Editor’s Note: This article first appeared in the July 2015 Library of Virginia Newsletter.
One of the Library of Virginia’s newest online collections was recently hacked, and we could not be more excited. The Kaine Email Project has caught the attention of a group of civic hackers called Code for Hampton Roads. As the local chapter of the Code for America Brigade, Code for Hampton Roads provides opportunities for people to marry technological skills with a desire to foster open government and improve communities through open-source web solutions. The group’s recent projects include web apps for finding local restaurants’ health inspection results and for searching all of Virginia’s civil court records from a single search page.
In the case of the Kaine Email Project, on 6 June 2015, hackers got a chance to tackle this massive data set (currently composed of more than 130,000 processed records) as part of the third annual National Day of Civic Hacking. The hackers’ goal was to devise new entry points for researching the collection, such as visualizations of topic frequency in Kaine administration email discussions or maps showing which correspondents interacted with each other the most. An immediate output of the hack-a-thon was a “word cloud” of the most common terms used in the set of emails currently available for public viewing.
Governor Kaine attending launch of the Virginia Higher Education Wizard, Virginia State Police Headquarters, Richmond, 11 March 2009
Office of the Governor (Kaine: 2006-2010), State Records Collection, Library of Virginia
A word-cloud generator creates a free-form collage of words from a piece of text or from text data, giving greater prominence to words that appear most often. In this case, the words “budget,” “governor,” “meeting,” and “update” were among the largest words. The hackers also began developing network maps to show communication channels within the administration.

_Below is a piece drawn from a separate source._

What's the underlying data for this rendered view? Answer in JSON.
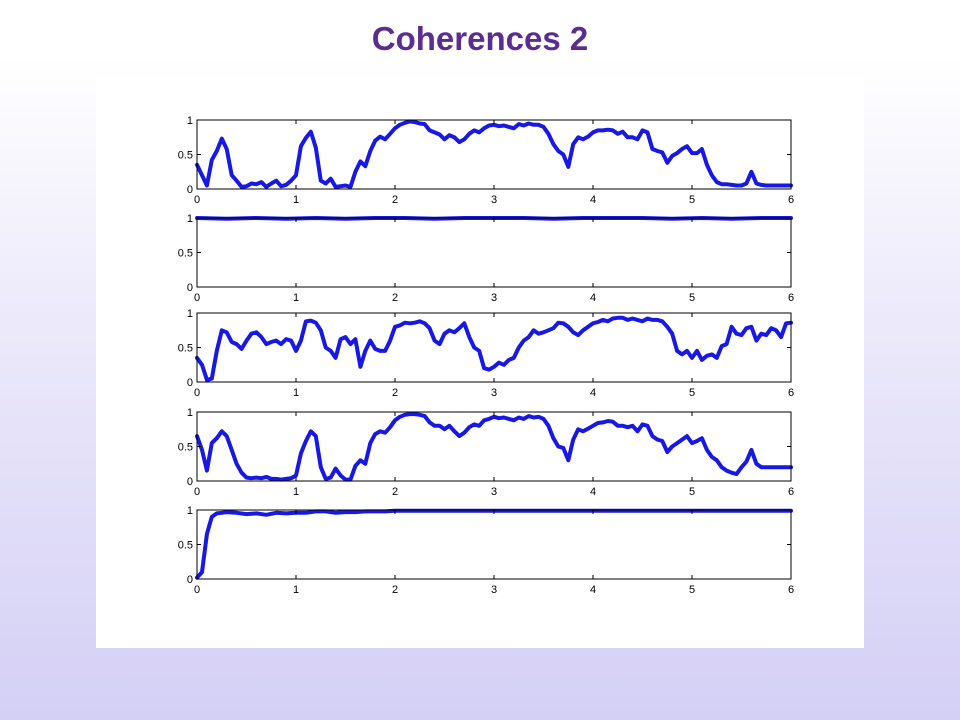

@StanZheng explaining his work on the Governor's Emails Project #NDoCH2015 #Code4HR, 6 June 2015
Photo from Code for Hampton Rhoads Twitter Feed
They hope to refine their preliminary maps to show communication channels over time, as well as to highlight communication networks among people within the Kaine administration and with other government agencies or media outlets.
As a bonus, one of the participants in the hack-a-thon was able to compress the Kaine email data set provided by the Library of Virginia, thus reducing its size by nearly 70 gigabytes and making it much easier to distribute to future hackers. We hope that this is only the beginning of the public’s innovative engagement with the Kaine Email Project and look forward to sharing more results as the hackers continue their work.
The Library of Virginia’s Kaine Email Project makes the email records from the administration of Governor Timothy M. Kaine, Virginia’s 70th governor (2006–2010), accessible online. Users can search and view email records from the Governor’s Office and his cabinet secretaries; learn about other public records from the Kaine Administration; go behind the scenes to see how the Library of Virginia made the email records available; and read what others are saying about the collection. This project would not have been possible without funding provided by Congress for the Library Services and Technology Act (LSTA).